Lately, though, I've been having eggs for breakfast.  That started when I was caring for a friend's chickens for a couple of weeks.  I was having eggs for breakfast, lunch, and dinner, and I still couldn't keep up with production.

Eggs have more protein than oatmeal, and they way I prepare them, less fat, too.  So I'm alternating.  If I feel like a high-quality carb breakfast, it's oatmeal.  If I feel like a high-quality protein breakfast, it's eggs.

I wanted to add even more high-quality protein to my eggs, so I started eating them with cottage cheese.  It was delicious.  Then, one fateful day, I decided to mix plain Greek yogurt into my eggs, before scrambling them, with my usual mushrooms, onions, and peppers.  It tasted just like quiche!  So creamy and delicous!  And quiche is ... so much better ... than scrambled eggs.

Here's how I make my own individual serving of no-bake "quiche."

Indivdual Serving No-Bake "Quiche"

2 eggs or 1 whole egg + 2 egg whites
1/4 c. plain no-fat Greek yogurt
mix-ins, about 1/2 cup--my standards are mushrooms, bell peppers, and green onions, but I've added other veggies, like broccoli, zucchini, spinach, and tomatoes, and meats, like crumbled bacon or bulk turkey breakfast sausage.  You could also add a bit of cheese if you like.

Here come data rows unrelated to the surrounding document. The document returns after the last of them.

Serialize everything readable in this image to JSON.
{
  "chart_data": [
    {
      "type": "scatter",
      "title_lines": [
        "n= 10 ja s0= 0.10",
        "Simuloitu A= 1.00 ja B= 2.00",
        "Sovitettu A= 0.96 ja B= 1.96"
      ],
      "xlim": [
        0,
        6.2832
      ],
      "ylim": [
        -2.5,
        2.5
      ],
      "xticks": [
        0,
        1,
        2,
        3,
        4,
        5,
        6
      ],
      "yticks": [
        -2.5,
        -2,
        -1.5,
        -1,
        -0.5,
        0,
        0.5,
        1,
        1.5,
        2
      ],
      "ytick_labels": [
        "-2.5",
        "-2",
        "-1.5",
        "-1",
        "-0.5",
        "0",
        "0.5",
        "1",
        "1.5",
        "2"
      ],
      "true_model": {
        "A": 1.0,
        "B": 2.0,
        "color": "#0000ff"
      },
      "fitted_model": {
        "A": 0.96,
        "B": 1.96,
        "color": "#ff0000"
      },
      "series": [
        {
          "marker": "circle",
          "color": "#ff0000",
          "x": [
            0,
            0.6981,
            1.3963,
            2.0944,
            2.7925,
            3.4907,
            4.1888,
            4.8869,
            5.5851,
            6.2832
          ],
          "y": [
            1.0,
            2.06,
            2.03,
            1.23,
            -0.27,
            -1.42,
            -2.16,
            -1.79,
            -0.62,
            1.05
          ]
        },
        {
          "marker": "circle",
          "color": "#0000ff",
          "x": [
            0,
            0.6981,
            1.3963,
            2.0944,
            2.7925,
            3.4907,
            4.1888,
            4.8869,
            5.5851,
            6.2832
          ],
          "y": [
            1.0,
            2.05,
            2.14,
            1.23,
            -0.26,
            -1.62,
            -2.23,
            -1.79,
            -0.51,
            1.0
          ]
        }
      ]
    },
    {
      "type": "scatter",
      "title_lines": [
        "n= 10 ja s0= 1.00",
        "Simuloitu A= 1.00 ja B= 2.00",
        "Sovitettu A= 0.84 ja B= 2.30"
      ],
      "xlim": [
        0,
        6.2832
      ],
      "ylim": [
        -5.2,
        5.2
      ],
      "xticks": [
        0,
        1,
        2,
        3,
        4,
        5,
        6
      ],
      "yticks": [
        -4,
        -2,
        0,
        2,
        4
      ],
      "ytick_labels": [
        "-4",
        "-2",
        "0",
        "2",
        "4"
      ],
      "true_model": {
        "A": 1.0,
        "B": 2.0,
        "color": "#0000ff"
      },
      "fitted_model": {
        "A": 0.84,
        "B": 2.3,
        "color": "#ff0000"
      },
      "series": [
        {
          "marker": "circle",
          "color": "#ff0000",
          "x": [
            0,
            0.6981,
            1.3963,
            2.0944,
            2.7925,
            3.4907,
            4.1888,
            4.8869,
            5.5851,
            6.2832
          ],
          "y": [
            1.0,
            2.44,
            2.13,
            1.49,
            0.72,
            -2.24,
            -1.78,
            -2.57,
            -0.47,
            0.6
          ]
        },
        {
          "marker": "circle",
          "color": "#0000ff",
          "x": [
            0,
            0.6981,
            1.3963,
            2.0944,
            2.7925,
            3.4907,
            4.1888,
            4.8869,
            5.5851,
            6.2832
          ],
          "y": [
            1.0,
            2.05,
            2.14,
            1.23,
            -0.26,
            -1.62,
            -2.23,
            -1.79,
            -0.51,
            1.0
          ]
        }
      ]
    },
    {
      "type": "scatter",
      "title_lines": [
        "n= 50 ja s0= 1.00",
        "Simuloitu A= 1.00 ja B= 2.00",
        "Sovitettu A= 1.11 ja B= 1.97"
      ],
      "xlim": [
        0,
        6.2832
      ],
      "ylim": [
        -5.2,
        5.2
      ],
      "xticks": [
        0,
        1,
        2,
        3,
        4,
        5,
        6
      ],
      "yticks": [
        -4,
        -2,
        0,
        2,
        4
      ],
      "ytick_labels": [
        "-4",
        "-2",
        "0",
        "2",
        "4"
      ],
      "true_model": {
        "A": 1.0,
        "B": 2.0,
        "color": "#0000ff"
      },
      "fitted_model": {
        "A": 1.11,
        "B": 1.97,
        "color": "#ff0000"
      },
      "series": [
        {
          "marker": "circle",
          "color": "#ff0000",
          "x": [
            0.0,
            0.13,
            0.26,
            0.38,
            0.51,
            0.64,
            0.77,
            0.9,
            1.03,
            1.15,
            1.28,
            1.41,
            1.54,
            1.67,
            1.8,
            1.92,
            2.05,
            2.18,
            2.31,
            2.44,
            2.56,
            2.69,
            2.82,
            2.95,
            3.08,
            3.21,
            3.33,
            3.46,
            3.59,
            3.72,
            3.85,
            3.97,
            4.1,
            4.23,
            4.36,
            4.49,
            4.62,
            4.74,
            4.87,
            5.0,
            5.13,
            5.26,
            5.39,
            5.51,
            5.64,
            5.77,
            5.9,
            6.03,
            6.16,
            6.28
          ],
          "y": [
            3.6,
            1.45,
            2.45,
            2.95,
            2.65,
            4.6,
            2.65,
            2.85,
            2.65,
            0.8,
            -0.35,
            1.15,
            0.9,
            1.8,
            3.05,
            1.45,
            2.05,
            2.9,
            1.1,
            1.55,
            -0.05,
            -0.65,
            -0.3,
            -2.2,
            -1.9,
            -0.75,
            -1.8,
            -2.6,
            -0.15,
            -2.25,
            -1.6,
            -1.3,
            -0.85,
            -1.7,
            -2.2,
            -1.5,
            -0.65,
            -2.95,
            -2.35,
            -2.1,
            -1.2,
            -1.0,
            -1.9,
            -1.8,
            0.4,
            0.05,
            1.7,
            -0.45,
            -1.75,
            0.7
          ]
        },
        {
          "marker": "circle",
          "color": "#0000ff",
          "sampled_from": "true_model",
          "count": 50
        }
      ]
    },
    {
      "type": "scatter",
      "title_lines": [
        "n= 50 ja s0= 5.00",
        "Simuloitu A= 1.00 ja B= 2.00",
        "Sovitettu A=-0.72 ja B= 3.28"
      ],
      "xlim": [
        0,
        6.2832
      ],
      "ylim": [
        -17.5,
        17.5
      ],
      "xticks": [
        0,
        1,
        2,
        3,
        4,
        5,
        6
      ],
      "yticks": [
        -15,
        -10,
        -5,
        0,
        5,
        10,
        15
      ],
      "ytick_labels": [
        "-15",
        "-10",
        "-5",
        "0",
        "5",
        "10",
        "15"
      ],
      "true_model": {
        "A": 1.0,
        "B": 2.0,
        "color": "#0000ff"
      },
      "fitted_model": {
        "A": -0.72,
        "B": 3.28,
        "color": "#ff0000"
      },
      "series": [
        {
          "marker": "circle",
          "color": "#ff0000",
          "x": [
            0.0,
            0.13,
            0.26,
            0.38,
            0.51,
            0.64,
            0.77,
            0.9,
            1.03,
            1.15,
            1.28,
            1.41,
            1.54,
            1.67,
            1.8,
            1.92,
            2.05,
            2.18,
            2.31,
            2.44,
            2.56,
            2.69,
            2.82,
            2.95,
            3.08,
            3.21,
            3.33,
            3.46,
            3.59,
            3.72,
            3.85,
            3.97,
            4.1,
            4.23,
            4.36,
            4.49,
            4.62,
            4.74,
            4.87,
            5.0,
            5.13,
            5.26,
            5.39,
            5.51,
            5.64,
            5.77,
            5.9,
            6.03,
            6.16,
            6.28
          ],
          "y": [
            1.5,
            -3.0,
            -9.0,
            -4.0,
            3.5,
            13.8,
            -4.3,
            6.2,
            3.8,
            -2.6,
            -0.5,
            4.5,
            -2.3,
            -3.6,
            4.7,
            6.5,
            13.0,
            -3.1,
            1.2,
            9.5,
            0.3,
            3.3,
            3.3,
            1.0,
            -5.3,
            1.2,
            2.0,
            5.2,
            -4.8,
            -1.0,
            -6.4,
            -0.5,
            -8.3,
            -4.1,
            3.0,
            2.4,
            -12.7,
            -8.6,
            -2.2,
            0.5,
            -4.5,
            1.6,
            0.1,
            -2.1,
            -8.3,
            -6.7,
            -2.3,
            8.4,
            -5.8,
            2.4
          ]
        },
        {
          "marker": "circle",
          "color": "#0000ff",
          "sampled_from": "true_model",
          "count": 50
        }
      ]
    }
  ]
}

  • Scramble the eggs.  Add Greek yogurt and whisk until well combined.
  • In a small pan, saute any veggies you'd like to be softer.  I saute my mushrooms and bell peppers, but not the green onions.
  • Mix veggies, meats, and cheese into the egg mixture.
  • In a non-stick pan, cook egg mixture as you would scrambled eggs until no longer runny.  Alternately, pour egg mixture into a greased mug.  Microwave on high for 1-2 minutes or until set.
I enjoy mine with a piece of whole grain toast.